DCSIMG

Jordan Moore eyes return after cancer all-clear

Jordan Moores determination to get a second opinion helped him get through the other side. Picture: SNS

Jordan Moores determination to get a second opinion helped him get through the other side. Picture: SNS

  • by EUAN McARTHUR
 

DUNDEE United youngster Jordan Moore has revealed how his brave persistence potentially staved of the threat of cancer -–and now he is focused on living his dream with the Tannadice club.

The 20-year-old endured his worst nightmare when he was diagnosed with skin cancer in January after previously being told by doctors he had no cause for concern. The United prospect was naturally shattered when medics broke the news to him, but with the help of his close family and team-mates he has battled through the scare to carry on winning his fight against the deadly disease.

The Glasgow-born forward, who has set his sights on making the breakthrough in Jackie McNamara’s team next season, admits only his determination to get a second opinion helped him get through the other side.

Moore said: “I had a mole. It was just a little freckle to start with but it grew into a mole. People were telling me to get it checked because it was getting bigger but I put it off. It started bleeding so I went to the doctor, but he said it was nothing.

“I actually went to three or four doctors and they all said the same thing – none of them thought it was anything to worry about. They thought it looked like a regular mole. But I kept going back and they took a biopsy in January.

“Once they sent that away I got a call to come in for the results. I took my mum, Angela, and dad, Gordon, with me and they told me I had melanoma skin cancer, which is the worst kind you can get. The doctors were shocked when it came back as cancer.
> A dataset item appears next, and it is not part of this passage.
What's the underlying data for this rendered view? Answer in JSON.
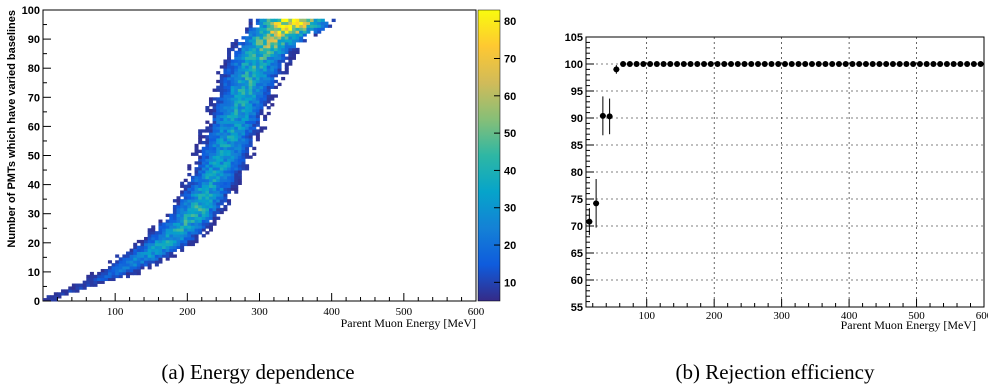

“I wasn’t prepared for it at all because even when I got the biopsy done they said there was a 90 per cent chance it would be nothing. I didn’t know a thing about it so I Googled it as soon as I came out of the surgery, but that was the worst thing to do. I just read the first line and closed the page because I didn’t want to read it. I knew I had to be strong for my mum and dad but they burst into tears, which was harder for me.

“I went out and spoke to Neil McCann [Dunfermline assistant manager] on the phone and that’s when I started crying. I didn’t know what else to do, my emotions took over.

“All I can say to people is that if they have any moles they think might be something to go and get it checked out.”

Moore has now set his sights on getting back to doing what he does best after a successful spell on loan with the Pars last season. And he insists his burning desire to make a name for himself was what helped drive him on through his darkest hour.

Moore said: “I want to get fit for pre-season and score goals for United this season. I think if I get the chance I’ll do it. That’s what drove me on, being back playing for United is the goal I set myself right throughout the whole thing. I feel bad for people who don’t have goals to aim at because it must be even more difficult for them to cope with something like this. I don’t know how they deal with it because mentally cancer is at you constantly. I was able to push myself on by thinking about my football.

“I had two operations, the second one lasted for 11 hours and was major surgery. They took lymph nodes out of my neck and I have scars on my neck. I don’t have any nerves on one side of my face and my bottom lip doesn’t work properly. But that’s nothing, nothing will stop me playing football. I’ve had the all-clear now. I get scanned every three months from now on and have to check myself every week in case anything comes back. But, hopefully, that’s it now and I can focus on playing for United. I’ve just been looking forward to getting back to playing football, that’s all I want to do.”

Moore was humbled when his United team-mates wore T-shirts supporting him during their emphatic SPFL win over Motherwell back in April. He said: “It was a great feeling to see the lads wearing the T-shirts for me. When Nadir [Ciftci] scored and lifted his T-shirt up it definitely made me feel stronger. It made me know that everyone was behind me pushing me on.

“I grew up with John Souttar and the rest of the lads so they arranged it. I’ll never be able to repay everyone for the support they gave me. Dave Bowman was brilliant, so was Craig Reynolds, Neil McCann and Stevie Campbell. They were in touch with my mum and dad every day and I know they really appreciated that.”

As Moore recovered from his operations, he admits the sight of his fellow players coming to visit him in hospital was one which made him feel understandably emotional. He said: “They came in a mini-bus. The gaffer and the whole coaching staff came as well. Sean Dillon was up straight away and the Dunfermline lads came along too. There were so many people there all the nurses swarmed up to the ward as well. Sometimes I had ten or 15 people in the room but the nurses didn’t bother.”